With so many alternative data sources on the market, it can be tempting for users to overbuy and horde, however, sticking with the same set and trying to master it can sometimes yield dividends.
Alternative Data Sources: Dig Deep or Move On?
There used to be a time where novel datasets were sought out by fund managers hungry for the alpha-advantage they promised, however, things have changed and now there are more vendors than buyers, and in this new environment of over-supply, there can be a tendency for users to endlessly seek novelty, moving from vendor to vendor without properly wringing out all the value from their existing datasets.
Users can sometimes be guilty of a ‘plunder, pillage and move on’ culture when it comes to alternative data sources, according to Peter Hafez, Chief Data Scientist at RavenPack.
“There is pressure to try to get the research and production into signals as quickly as possible,” says Peter. “So they can show management we are making money, that we are making more money than what we are paying for it, and that is, of course, great. They may have a multiplier – we need to make 5x more, 10x more. But then often you move on and say, now I need the next dataset.”
Rather than moving on to the ‘next alternative data source’ however, it often actually pays to stick with the old dataset and see if you can extract more value from it.
“Perhaps it is better to invest your resources on somewhat proven datasets and say ‘now I want to become an expert’ in that because a lot of these datasets are rich and can be used in many different ways,” says Hafez.
It is, of course, true that datasets come in all shapes and sizes and some are one dimensional with limited applications, however, this is not the case with RavenPack, which provides news data analytics on over a quarter of a million entities and events, including companies, securities, countries, and people. Indeed the firm spends a great deal of time structuring, tagging, and co-referencing its data precisely so end-users can extract as much value as possible from it.
“We do a lot of work around entity detection. We don’t really detect securities we detect entities. Those could be companies, or places, or organizations, currencies or commodities. In order to make it easier for our clients to consume our data we also provide mapping files,” says Hafez.
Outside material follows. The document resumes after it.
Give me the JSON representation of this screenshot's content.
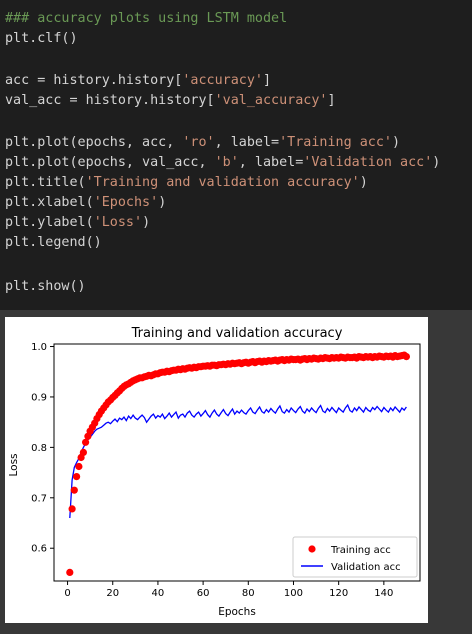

RavenPack’s entity management is sophisticated enough to distinguish between brand name and company name changes.
“All of these small nitty-gritty things of maintaining your entity universe, such as how Gillette was Gillette until it got bought up by Procter and Gamble. All of that work – we have a huge team that are also providing a lot of human intervention – it is part of our value-add.”
A major USP of the dataset is its co-referencing analytics which allow it to quantify the degree of relatedness between two entities connected by supply-chain, sector or competition. This can provide users with an information advantage when it comes to quantifying the knock-on effect of events on related securities.
Users can build strategies or take advantage of trading opportunities by analyzing the percentage of news stories which co-reference two companies’ names over time and correlating that to the companies’ stock returns, as shown in the plot below for Google and Motorola when the former acquired the latter in 2012.
Source: RavenPack 2014
As can be seen from the chart above, co-references of Motorola and Google, represented by the thick black line, peaked before the two stock prices did, which are represented by their ‘correlated returns’, and this essentially provided a warning of the merger to come.
A Few Good Sets
Whilst becoming an expert on one dataset is undoubtedly a sound strategy, striking a balance between by mixing a few high quality datasets together often actually yields the best results so it is not a good idea to overly limit yourself either. Combining novel datasets has been shown to incrementally increase alpha.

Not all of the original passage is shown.